Obamacare Raising Premiums on Struggling Small Businesses
The House Education and Workforce Committee this morning held a hearing on how individuals and small businesses will NOT be able to keep their coverage under Obamacare. One of the witnesses, a small business owner himself, testified about how the law was increasing premiums for himself and others:
Employers wishing to make plan enhancements to their limited-benefit health plan, resulting in loss of grandfathered status, have been met with 11% to 22% premium increases to accommodate the unknown usage that may occur once cost-sharing measures are removed. Although claim history will illustrate that, even when preventive care is included in limited benefit health plans, the member claim frequency is low – regardless of the strength of the benefit. However, as carriers are preparing for the unknown with removal of cost-sharing, we have seen premium increases as high as 22% for preventive care. Small employers are also at risk for premium increases due to loss of cost-sharing.
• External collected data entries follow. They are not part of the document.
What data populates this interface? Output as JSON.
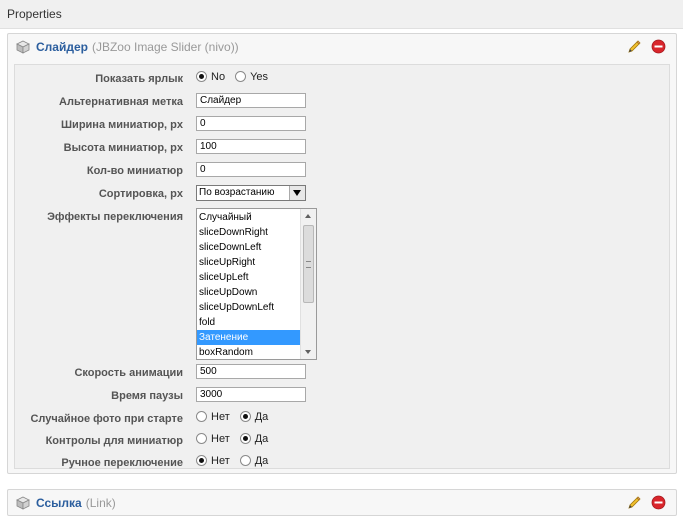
{
  "header": {
    "title": "Properties"
  },
  "elements": [
    {
      "name": "Слайдер",
      "type": "(JBZoo Image Slider (nivo))",
      "fields": {
        "show_label": {
          "label": "Показать ярлык",
          "options": [
            "No",
            "Yes"
          ],
          "selected": "No"
        },
        "alt_label": {
          "label": "Альтернативная метка",
          "value": "Слайдер"
        },
        "thumb_width": {
          "label": "Ширина миниатюр, px",
          "value": "0"
        },
        "thumb_height": {
          "label": "Высота миниатюр, px",
          "value": "100"
        },
        "thumb_count": {
          "label": "Кол-во миниатюр",
          "value": "0"
        },
        "sorting": {
          "label": "Сортировка, px",
          "value": "По возрастанию"
        },
        "effects": {
          "label": "Эффекты переключения",
          "options": [
            "Случайный",
            "sliceDownRight",
            "sliceDownLeft",
            "sliceUpRight",
            "sliceUpLeft",
            "sliceUpDown",
            "sliceUpDownLeft",
            "fold",
            "Затенение",
            "boxRandom"
          ],
          "selected": "Затенение"
        },
        "anim_speed": {
          "label": "Скорость анимации",
          "value": "500"
        },
        "pause_time": {
          "label": "Время паузы",
          "value": "3000"
        },
        "random_start": {
          "label": "Случайное фото при старте",
          "options": [
            "Нет",
            "Да"
          ],
          "selected": "Да"
        },
        "thumb_controls": {
          "label": "Контролы для миниатюр",
          "options": [
            "Нет",
            "Да"
          ],
          "selected": "Да"
        },
        "manual_advance": {
          "label": "Ручное переключение",
          "options": [
            "Нет",
            "Да"
          ],
          "selected": "Нет"
        }
      }
    },
    {
      "name": "Ссылка",
      "type": "(Link)"
    }
  ],
  "icons": {
    "element": "cube-icon",
    "edit": "pencil-icon",
    "delete": "delete-icon"
  },
  "colors": {
    "element_name": "#2b5e9e",
    "selected_option": "#3399ff",
    "delete": "#d9252b"
  }
}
As a small employer who received a 25% increase at renewal, I can strongly testify that PPACA and loss of grandfathering status can have a profound effect on certain employer groups.
This testimony revealed several essential truths about Obamacare:
- Employers are rapidly losing their pre-Obamacare coverage – as many as 70% of employers expect to lose grandfathered health status by next year – resulting in whopping premium increases to comply with the law’s new mandates (even though the most onerous mandates don’t take effect until 2014).
- “Free” preventive care is actually raising premiums significantly, because (shockingly) patients tend to consume more services with no out-of-pocket charge, yet those services still have a cost.
- The rising cost of insurance is crowding out funds that small firms could otherwise be using to grow their business – and hire more workers.
Any way you slice it, Obamacare isn’t working for Americans, and isn’t working for the American economy.